The credit for deviating from the standard artillery practice goes to Lakhwinder, the Commander Artillery and then Maj Gen Mohinder Puri.

Ken White 10-01-2012 03:04 PM

That's this Bofors
LINK, not the one with which most in the US are familiar (LINK).

Ray 10-01-2012 05:42 PM

Bofors Haubits FH77/B Swedish 155 mm howitzer is the one used in Kargil.

Firn 10-01-2012 07:44 PM



Howitzers on High Ground: Considerations for Artillery Employment in Southwest Asia

An Analysis of Kargil

The first paper is especially instructive. I will comment in detail later.

davidbfpo 10-01-2012 09:40 PM

Moderator adds
I shall have to re-name this thread, 'Airpower at 18k’: The Indian Air Force in the Kargil War' we have moved away from air power to the "queen of the battlefield". Some good gains here too, SWC at it's best and good to see our Indian contributions too.

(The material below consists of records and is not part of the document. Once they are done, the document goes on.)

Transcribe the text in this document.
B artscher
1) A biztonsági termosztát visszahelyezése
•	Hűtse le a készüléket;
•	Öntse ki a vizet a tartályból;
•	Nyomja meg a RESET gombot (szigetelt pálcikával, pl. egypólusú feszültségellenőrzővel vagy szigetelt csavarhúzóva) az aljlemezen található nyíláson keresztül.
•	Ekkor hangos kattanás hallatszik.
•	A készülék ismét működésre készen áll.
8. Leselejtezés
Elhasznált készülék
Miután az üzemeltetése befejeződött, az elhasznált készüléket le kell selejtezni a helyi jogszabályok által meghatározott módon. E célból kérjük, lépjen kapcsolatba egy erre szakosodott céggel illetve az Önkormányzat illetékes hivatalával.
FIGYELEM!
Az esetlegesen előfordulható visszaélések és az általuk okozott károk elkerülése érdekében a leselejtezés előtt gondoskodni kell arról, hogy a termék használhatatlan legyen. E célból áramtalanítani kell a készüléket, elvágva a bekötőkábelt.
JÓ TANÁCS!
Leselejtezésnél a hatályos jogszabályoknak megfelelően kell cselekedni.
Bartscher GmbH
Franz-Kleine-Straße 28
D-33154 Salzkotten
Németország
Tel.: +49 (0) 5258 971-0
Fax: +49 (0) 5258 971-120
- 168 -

The new name: The Kargil War (all aspects) and will be merged with an old thread 'Restraint as a Successful Strategy in the 1999 Kargil Conflict'.

Ray 10-02-2012 08:08 AM


The Indian Air Force’s (IAF) efforts, Operation Safed Sagar (White Sea),
produced mixed results. Thin air diminished weapon accuracy and hindered aircraft
performance. Adverse weather and the heightened SAM threat hampered the IAF’s
attempts at close air support (CAS). Aircraft proved unreliable in rapidly changing
weather, and a lack of pilot training for CAS in the mountains further diminished the
IAF’s ability to provide firepower in coordination with ground maneuver. The IAF
eventually adapted and enjoyed some success, primarily against fixed targets. The
introduction of laser-guided munitions (LGM) increased accuracy and contributed to the
fight on Tiger Hill. IAF pressure on NLI soldiers had a significant psychological effect.
Unconventional techniques, such as using aerial munitions to create avalanches over
trails, isolated Pakistani defensive positions and destroyed supply sites.
From the US thesis mentioned above.

blueblood 10-02-2012 11:11 AM

IAF's side of the story.

It's true that IAF did more psychological damage than physical.

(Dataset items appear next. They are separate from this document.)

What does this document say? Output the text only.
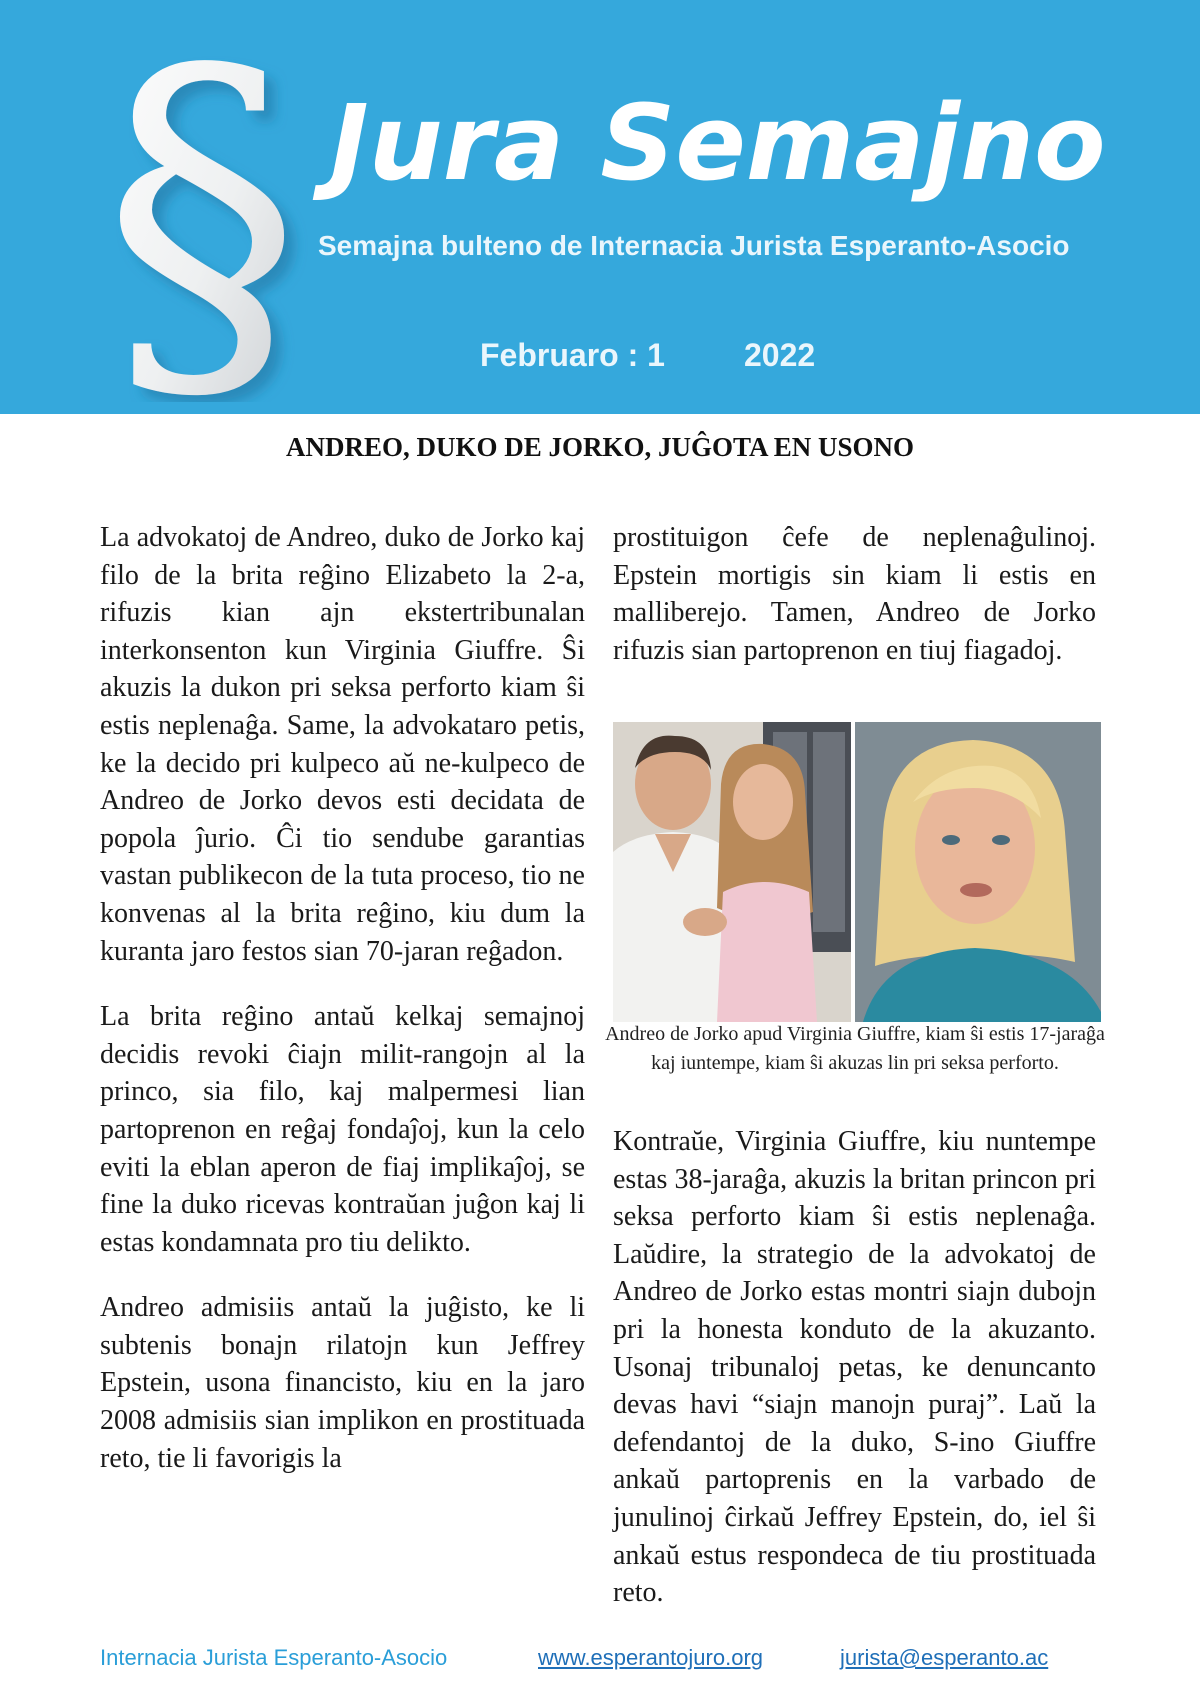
§ Jura Semajno
Semajna bulteno de Internacia Jurista Esperanto-Asocio
Februaro : 1 2022
ANDREO, DUKO DE JORKO, JUĜOTA EN USONO

La advokatoj de Andreo, duko de Jorko kaj filo de la brita reĝino Elizabeto la 2-a, rifuzis kian ajn ekstertribunalan interkonsenton kun Virginia Giuffre. Ŝi akuzis la dukon pri seksa perforto kiam ŝi estis neplenaĝa. Same, la advokataro petis, ke la decido pri kulpeco aŭ ne-kulpeco de Andreo de Jorko devos esti decidata de popola ĵurio. Ĉi tio sendube garantias vastan publikecon de la tuta proceso, tio ne konvenas al la brita reĝino, kiu dum la kuranta jaro festos sian 70-jaran reĝadon.

La brita reĝino antaŭ kelkaj semajnoj decidis revoki ĉiajn milit-rangojn al la princo, sia filo, kaj malpermesi lian partoprenon en reĝaj fondaĵoj, kun la celo eviti la eblan aperon de fiaj implikaĵoj, se fine la duko ricevas kontraŭan juĝon kaj li estas kondamnata pro tiu delikto.

Andreo admisiis antaŭ la juĝisto, ke li subtenis bonajn rilatojn kun Jeffrey Epstein, usona financisto, kiu en la jaro 2008 admisiis sian implikon en prostituada reto, tie li favorigis la

prostituigon ĉefe de neplenaĝulinoj. Epstein mortigis sin kiam li estis en malliberejo. Tamen, Andreo de Jorko rifuzis sian partoprenon en tiuj fiagadoj.

Andreo de Jorko apud Virginia Giuffre, kiam ŝi estis 17-jaraĝa kaj iuntempe, kiam ŝi akuzas lin pri seksa perforto.

Kontraŭe, Virginia Giuffre, kiu nuntempe estas 38-jaraĝa, akuzis la britan princon pri seksa perforto kiam ŝi estis neplenaĝa. Laŭdire, la strategio de la advokatoj de Andreo de Jorko estas montri siajn dubojn pri la honesta konduto de la akuzanto. Usonaj tribunaloj petas, ke denuncanto devas havi “siajn manojn puraj”. Laŭ la defendantoj de la duko, S-ino Giuffre ankaŭ partoprenis en la varbado de junulinoj ĉirkaŭ Jeffrey Epstein, do, iel ŝi ankaŭ estus respondeca de tiu prostituada reto.

Internacia Jurista Esperanto-Asocio	www.esperantojuro.org	jurista@esperanto.ac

blueblood 10-02-2012 11:18 AM

As for the artillery.

As per the official list of Pakistani soldiers who have been killed during the war period, put up on its website by the Pakistani Army, about 190 of the over 400 dead were killed because of shelling by the Indian Army.

The Indian artillery fired over 2,50,000 shells, bombs and rockets during the Kargil conflict. Approximately 5,000 artillery shells, mortar bombs and rockets were fired daily from 300 guns, mortars and MBRLs while 9,000 shells were fired the day Tiger Hill was regained. During the peak period of assaults, on an average, each artillery battery fired over one round per minute for 17 days continuously.

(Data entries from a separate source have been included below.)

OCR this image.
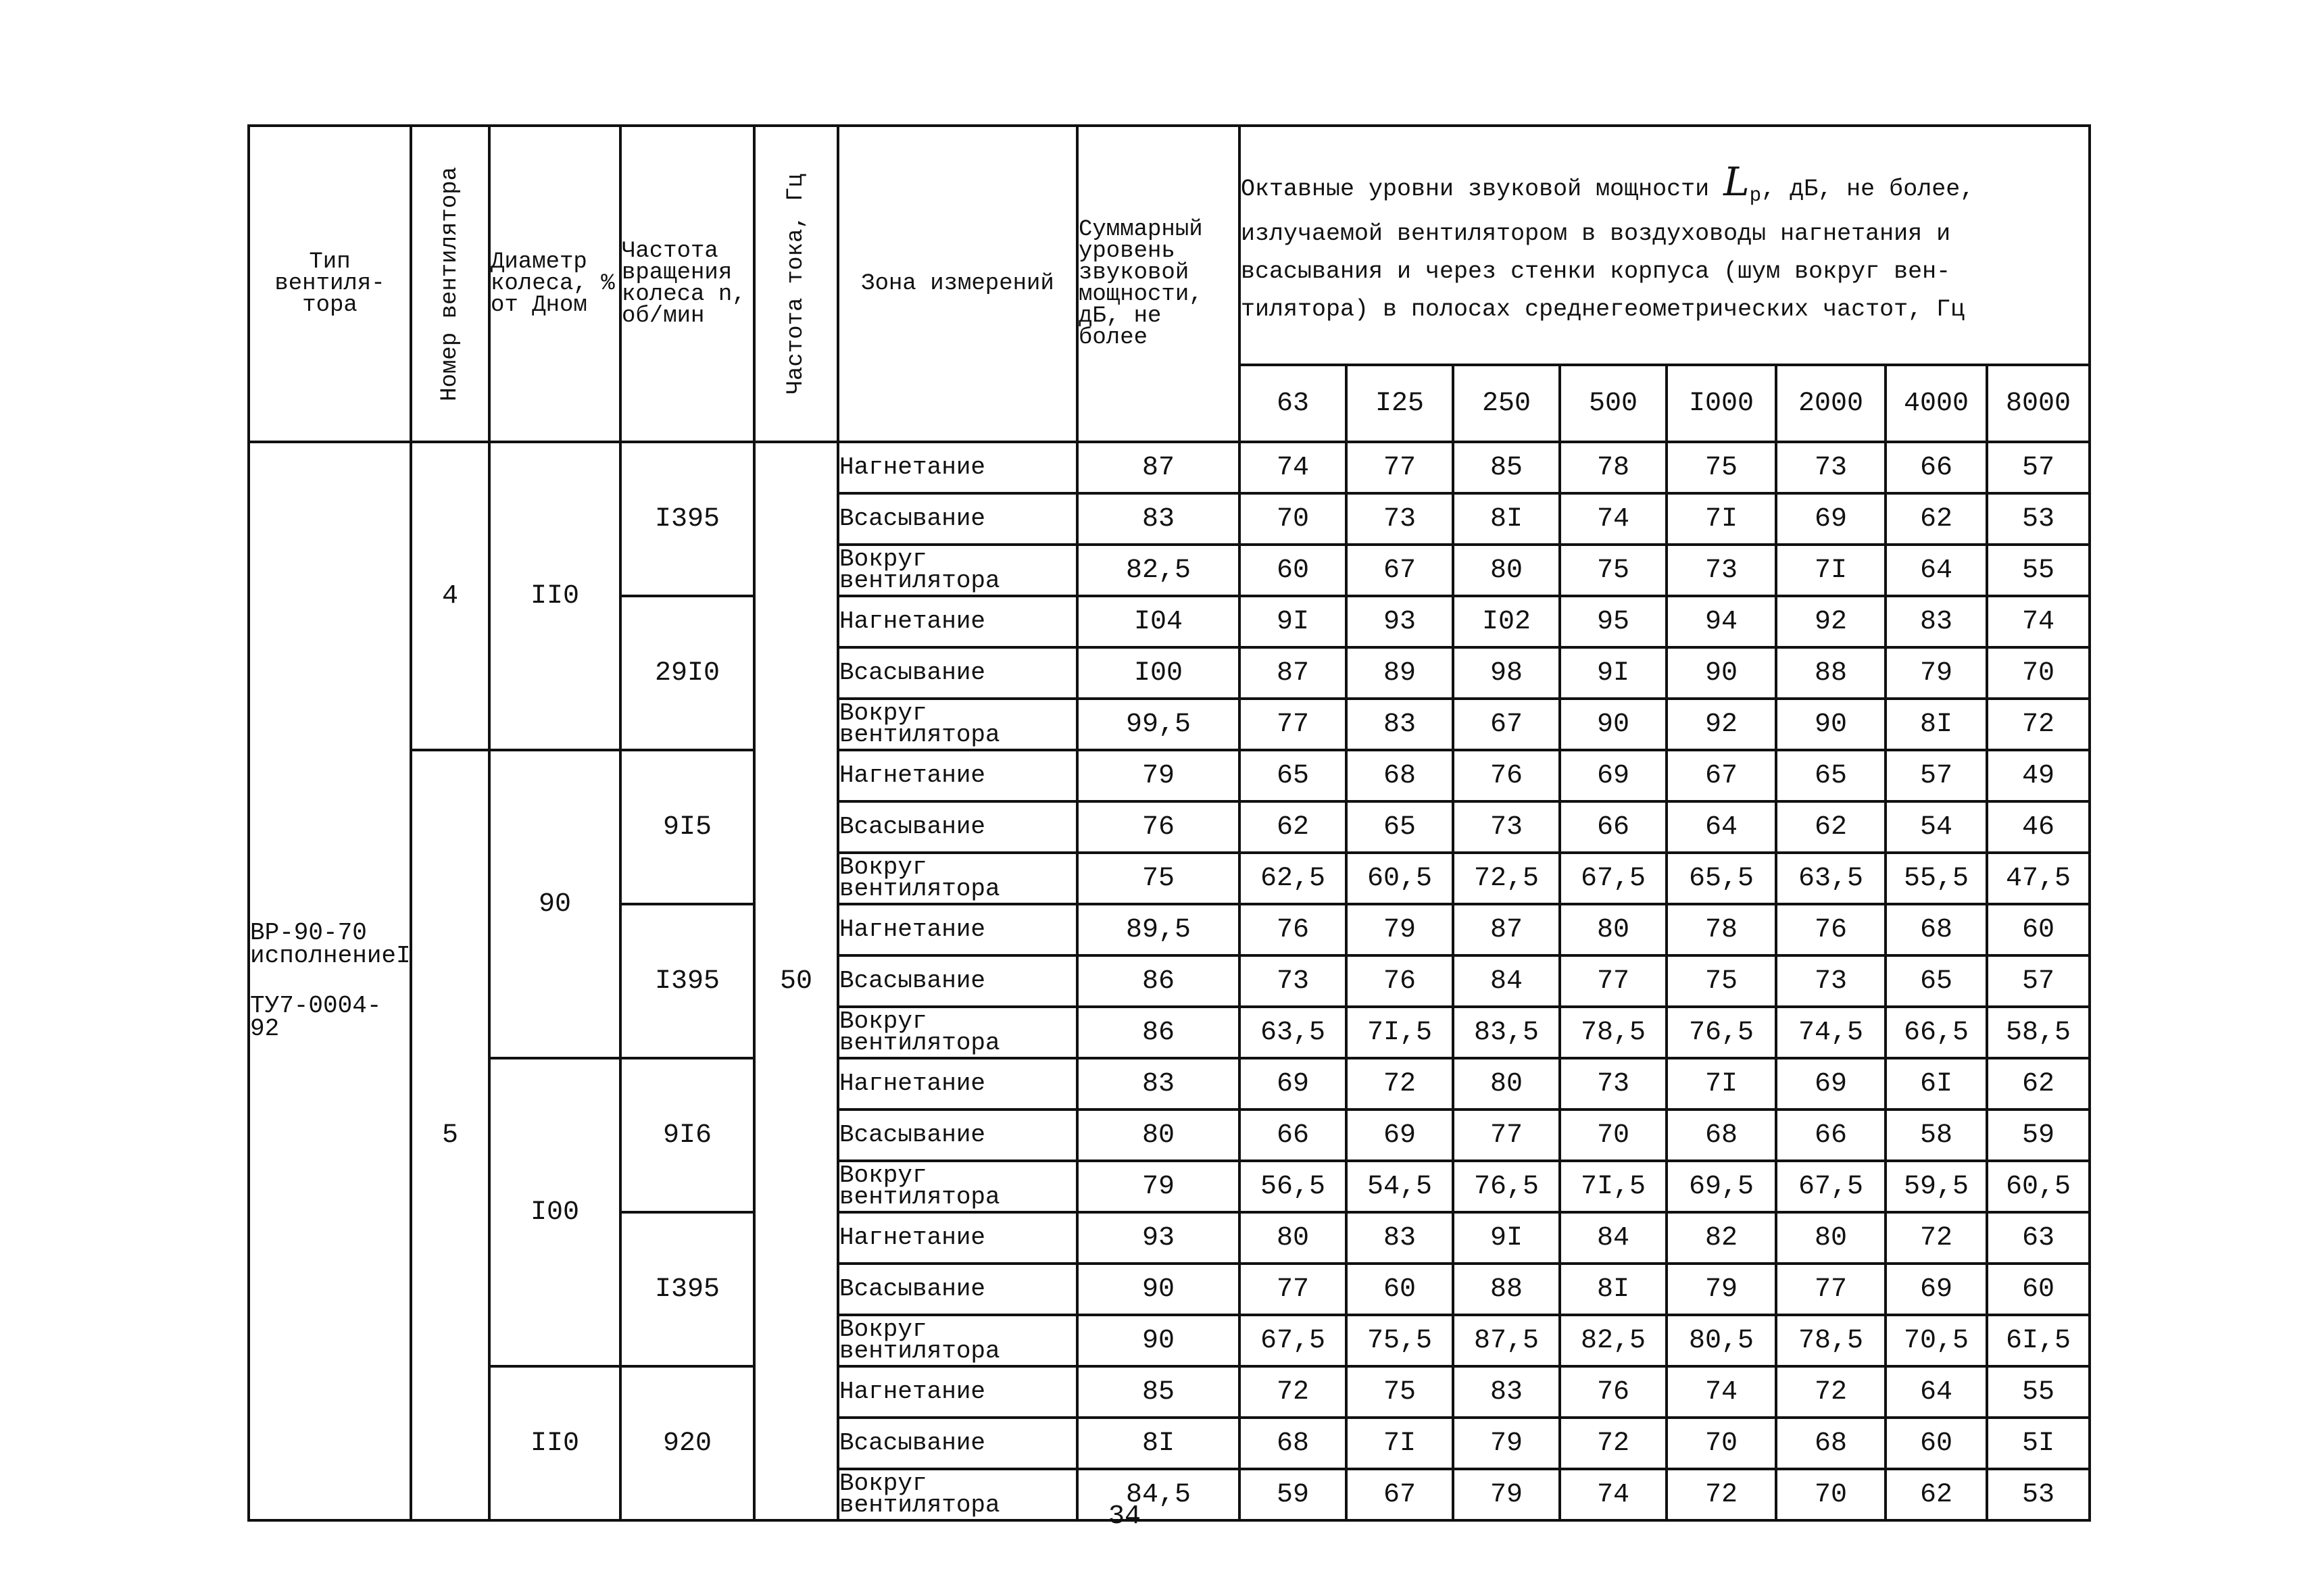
Тип вентиля-тора	Номер вентилятора	Диаметр колеса, % от Дном	Частота вращения колеса n, об/мин	Частота тока, Гц	Зона измерений	Суммарный уровень звуковой мощности, дБ, не более	Октавные уровни звуковой мощности $L_р$, дБ, не более,
излучаемой вентилятором в воздуховоды нагнетания и
всасывания и через стенки корпуса (шум вокруг вен-
тилятора) в полосах среднегеометрических частот, Гц							

							63	I25	250	500	I000	2000	4000	8000

ВР-90-70
исполнениеI
ТУ7-0004-92	4	II0	I395	50	Нагнетание	87	74	77	85	78	75	73	66	57
					Всасывание	83	70	73	8I	74	7I	69	62	53
					Вокруг вентилятора	82,5	60	67	80	75	73	7I	64	55
			29I0		Нагнетание	I04	9I	93	I02	95	94	92	83	74
					Всасывание	I00	87	89	98	9I	90	88	79	70
					Вокруг вентилятора	99,5	77	83	67	90	92	90	8I	72
	5	90	9I5		Нагнетание	79	65	68	76	69	67	65	57	49
					Всасывание	76	62	65	73	66	64	62	54	46
					Вокруг вентилятора	75	62,5	60,5	72,5	67,5	65,5	63,5	55,5	47,5
			I395		Нагнетание	89,5	76	79	87	80	78	76	68	60
					Всасывание	86	73	76	84	77	75	73	65	57
					Вокруг вентилятора	86	63,5	7I,5	83,5	78,5	76,5	74,5	66,5	58,5
		I00	9I6		Нагнетание	83	69	72	80	73	7I	69	6I	62
					Всасывание	80	66	69	77	70	68	66	58	59
					Вокруг вентилятора	79	56,5	54,5	76,5	7I,5	69,5	67,5	59,5	60,5
			I395		Нагнетание	93	80	83	9I	84	82	80	72	63
					Всасывание	90	77	60	88	8I	79	77	69	60
					Вокруг вентилятора	90	67,5	75,5	87,5	82,5	80,5	78,5	70,5	6I,5
		II0	920		Нагнетание	85	72	75	83	76	74	72	64	55
					Всасывание	8I	68	7I	79	72	70	68	60	5I
					Вокруг вентилятора	84,5	59	67	79	74	72	70	62	53
34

The Gunners of the Indian Artillery fired their guns audaciously in the direct firing role, under the very nose of Pakistani artillery observation posts (OPs), without regard for personal safety.

Firn 10-02-2012 07:20 PM

As usual it is helpful to think in a simple yet disciplined fashion trough METT-TC ( Mission, Enemy, Terrain and weather, Troops and support available, Time available, and Civil considerations) keeping in mind that the missions were framed by the primacy of politics on both sides.

The papers and Ray, blueblodd and Gurkha have described aptly the impact of the specific endowment on the various factors and the adaption to it, especially from the Indian side. For example the time and human effort, mostly by porters, needed just to prepare the infantry part of the final assault was great indeed. According to an unidentified Indian Army major:

a single night-time operation may see as many as a thousand men moving against a single post occupied by only ten people.

Personally I wonder how to explain the relative lack of counter-battery fire by the Pakistani forces, especially considering the excellent OPs. Was it due to masked position of the relevant Indian batteries? Was it an insufficient political will (plausible? deniability, underestimation of Indians will) to muster enough ressources to muster enough artillery and supply?